While Don Henderson was going through his treatment for prostate cancer, he was an “unhappy camper,” says his wife, Cathy Schmidt. She admits being a bit of a Pollyanna, always so optimistic about Don having “the most curable cancer on the planet.” But Don needed time to process having cancer and empathy for the difficulties he was facing.
“I ain’t got this,” he would tell her, “this is whipping my butt,” he’d say, referring to his nine weeks of nearly daily radiation treatments. He was also suffering from fatigue and unrelated but very bothersome gastrointestinal symptoms. So he had a long stretch of time when he was very tired and very uncomfortable.
Cathy tried cheering him up with a trip to the North Georgia mountains, and it was a “disaster,” hot and uncomfortable. Together, they learned that during and after treatment, it helps to know your limits.
“Learn as much about cancer as you can,” they agreed. Their care team at their LaGrange hospital gave them a huge cancer notebook with everything they needed to know from A-Z. It explained al the options, side effects, and offered advice on nutrition and counseling. They also learned from talking to others, especially those in the treatment waiting room. It was helpful to hear that “I had that too,” or understanding “what came next,” or just being reassured that “being forgetful” if part of the process, “it’s not just you.”

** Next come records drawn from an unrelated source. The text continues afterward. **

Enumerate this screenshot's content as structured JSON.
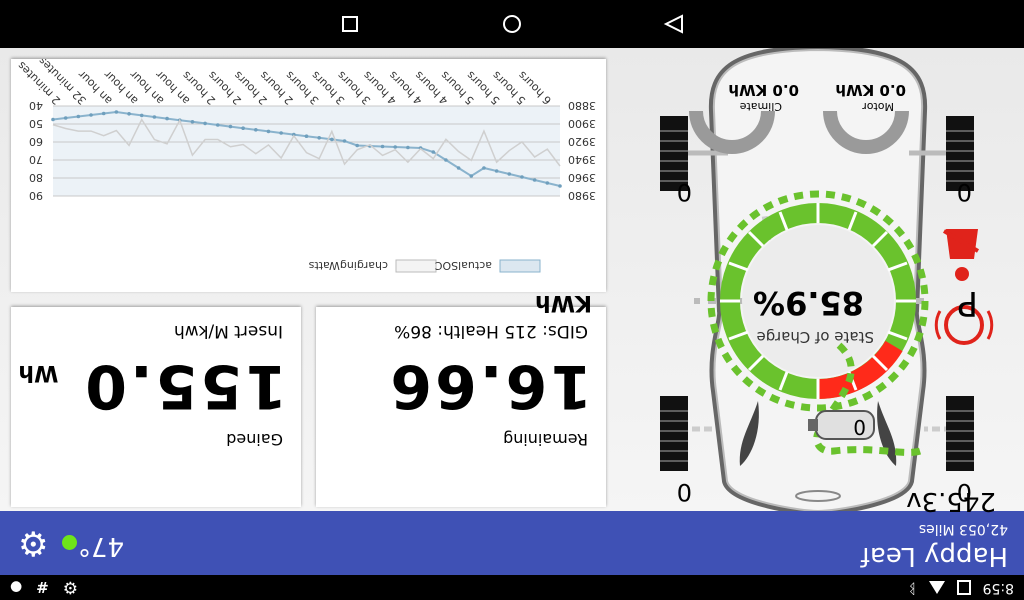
{
  "status_bar": {
    "time": "8:59",
    "icons": [
      "image-icon",
      "cloud-icon",
      "bluetooth-icon",
      "settings-icon",
      "hash-icon",
      "android-icon"
    ]
  },
  "header": {
    "title": "Happy Leaf",
    "odometer": "42,053 Miles",
    "temperature": "47°",
    "status_color": "#6ee51b"
  },
  "car": {
    "voltage": "245.3v",
    "gear": "P",
    "soc_label": "State of Charge",
    "soc_value": "85.9%",
    "motor_label": "Motor",
    "motor_value": "0.0 KWh",
    "climate_label": "Climate",
    "climate_value": "0.0 KWh",
    "tire_pressures": [
      "0",
      "0",
      "0",
      "0"
    ],
    "battery_temp": "0"
  },
  "remaining_card": {
    "value": "16.66",
    "unit": "KWh",
    "label": "Remaining",
    "footer": "GIDs: 215 Health: 86%"
  },
  "gained_card": {
    "value": "155.0",
    "unit": "Wh",
    "label": "Gained",
    "footer": "Insert M/kwh"
  },
  "chart_data": {
    "type": "line",
    "x": [
      "6 hours",
      "5 hours",
      "5 hours",
      "5 hours",
      "4 hours",
      "4 hours",
      "4 hours",
      "3 hours",
      "3 hours",
      "3 hours",
      "2 hours",
      "2 hours",
      "2 hours",
      "2 hours",
      "an hour",
      "an hour",
      "an hour",
      "an hour",
      "32 minutes",
      "2 minutes"
    ],
    "series": [
      {
        "name": "actualSOC",
        "axis": "left",
        "color": "#8ab3cd"
      },
      {
        "name": "chargingWatts",
        "axis": "right",
        "color": "#cfcfcf"
      }
    ],
    "left_ticks": [
      90,
      80,
      70,
      60,
      50,
      40
    ],
    "right_ticks": [
      3980,
      3960,
      3940,
      3920,
      3900,
      3880
    ],
    "legend_position": "bottom",
    "grid": true
  }
}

Cathy learned to accept that being a caregiver could be very frustrating. You see your loved one going through such a difficult time and you feel like there is nothing you can do. “You have to learn to be kind to yourself,” she says, “and that caregivers also need to ask for help.”
Don admits he was very lucky. He was diagnosed in 2016 when his doctor noticed his PSA (prostate specific antigen) numbers were starting to rise. So, his cancer was diagnosed early, when it is more treatable. He was so grateful to have a great health care team in LaGrange so that he didn’t have to travel for care. And the team—the oncologist, radiologist, gastroenterologist, and cardiologist – all worked together, sharing information with each other and with him and his wife. “There were very few surprises,” he says, “the doctors were very pro-active and very good about keeping us informed.”
“It was really helpful to hear that the recovery period could be up to six months,” Don and Cathy agreed. Just because his treatment was over didn’t mean that he was “back to normal.” He does “stuff” when he can, like taking a boat ride, doing yard work, fishing or doing woodworking. But, sometimes, it means just taking it easy, not entertaining, and just staying close to home.